Capital Acquisitions Tax

Interpretation (Part V).

97. —In this Part “the Principal Act” means the Capital Acquisitions Tax Act, 1976 .

Exemption of certain benefits.

98. —Where a gift or an inheritance is taken, by direction of the disponer, free of tax on or after the date of the passing of this Act, the benefit taken shall be deemed to include the amount of tax chargeable on such gift or inheritance but not the amount of tax chargeable on such tax.

Amendment of section 5 (gift deemed to be taken) of Principal Act.

99. —Section 5 (6) of the Principal Act shall, as respects a gift or inheritance deemed to be taken on or after the 2nd day of June, 1982, have effect as if—

(a) in paragraph (a), “, before the 28th day of February, 1974,” were deleted, and

(b) in paragraph (b), “prior to the 28th day of February, 1974” were deleted.

Amendment of section 19 (value of agricultural property) of Principal Act.

100. —Section 19 of the Principal Act shall, as respects a gift or inheritance taken on after the 1st day of April, 1982, have effect as if “£200,000” were substituted for “£150,000” (inserted by the Finance Act, 1980 ) in each place where it occurs.

Amendment of section 36 (delivery of returns) of Principal Act.

101. —(1) Section 36 of the Principal Act is hereby amended by the substitution of the following subsection for subsection (3) (inserted by the Finance Act, 1978 )—

“(3) Subsection (2) applies to a gift where—

(a) the taxable value of such gift, so far as it is a taxable gift, exceeds an amount which is 80 per cent. of the lowest value upon which, at the date of such gift, tax becomes chargeable in respect of a gift taken by the donee of such gift from the disponer thereof,

(b) the taxable value of such gift, so far as it is a taxable gift, falls to be aggregated with gifts taken by the donee of such gift, either on or before the date of such gift, from any disponer and thereby increases the total taxable value of all taxable gifts so aggregated taken by such donee from any disponer from an amount which is less than or equal to the amount specified in paragraph (a) to an amount which exceeds the amount so specified,

(c) the taxable value of such gift, so far as it is a taxable gift, falls to be aggregated with gifts taken by the donee of such gift, either on or before the date of such gift, from any disponer and thereby increases the total taxable value of all taxable gifts so aggregated taken by such donee from any disponer from an amount which is greater than the amount specified in paragraph (a), or

(d) the donee is required by notice in writing by the Commissioners to deliver a return,

and for the purposes of this subsection, a reference to a gift or to a taxable gift includes a reference to a part of a gift or to a part of a taxable gift, as the case may be.”.

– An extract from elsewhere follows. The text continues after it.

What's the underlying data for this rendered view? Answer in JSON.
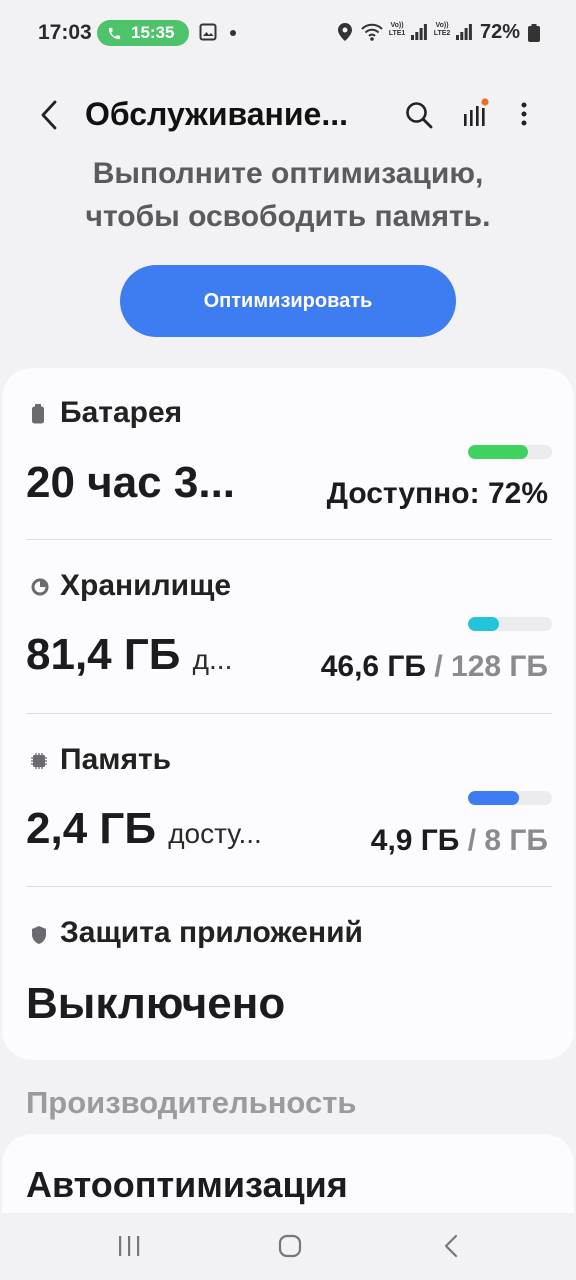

(2) This section shall have effect in relation to gifts taken on or after the 2nd day of June, 1982.

Amendment of Second Schedule to Principal Act.

102. —(1) The Second Schedule to the Principal Act is hereby amended—

(a) in Part I—

(i) by the substitution of the following paragraphs for paragraphs 3, 4 and 7:

“3. Subject to the provisions of paragraph 6, the tax chargeable on the taxable value of a taxable gift or a taxable inheritance, in the case where the donee or successor has taken no other taxable gift or taxable inheritance on or after the 2nd day of June, 1982, to which the same appropriate Table applied, shall be computed at the rate or rates of tax applicable to that taxable value under that appropriate Table.

4. Subject to the provisions of paragraph 6, the tax chargeable on the taxable value of a taxable gift or a taxable inheritance, in the case where the donee or successor has previously taken one or more taxable gifts or taxable inheritances on or after the 2nd day of June, 1982, to which the same appropriate Table applied, shall be computed at the rate or rates of tax applicable under that appropriate Table to such part of the aggregate of—

(a) that taxable value; and

(b) the taxable values of all such previous taxable gifts and taxable inheritances,

as is the highest part of that aggregate and is equal to that taxable value.

7. For the purposes of this Schedule, all gifts and inheritances taken by a donee or successor from one disponer, or several disponers, on the same day shall count as one where the same appropriate Table applies to all such gifts and inheritances, and to ascertain the amount of tax payable on one gift or inheritance of several so taken on the same day, the amount of tax computed under this Schedule as being payable on all such gifts or inheritances taken on that day, and counted as one, shall be apportioned rateably, according to the taxable values of the several taxable gifts and taxable inheritances so taken on the same day.”, and

(ii) by the insertion after paragraph 10 (inserted by the Finance Act, 1981 ) of the following paragraph:

“11. For the purposes of this Schedule, a reference to a gift or an inheritance, or to a taxable gift or a taxable inheritance, includes a reference to a part of a gift or an inheritance, or to a part of a taxable gift or a taxable inheritance, as the case may be.”,

and

(b) in paragraph 1 of Part I and in Part II, by the insertion of “or disponers” after “disponer”, in each place where it occurs.

(2) This section shall have effect in relation to gifts and inheritances taken on or after the 2nd day of June, 1982.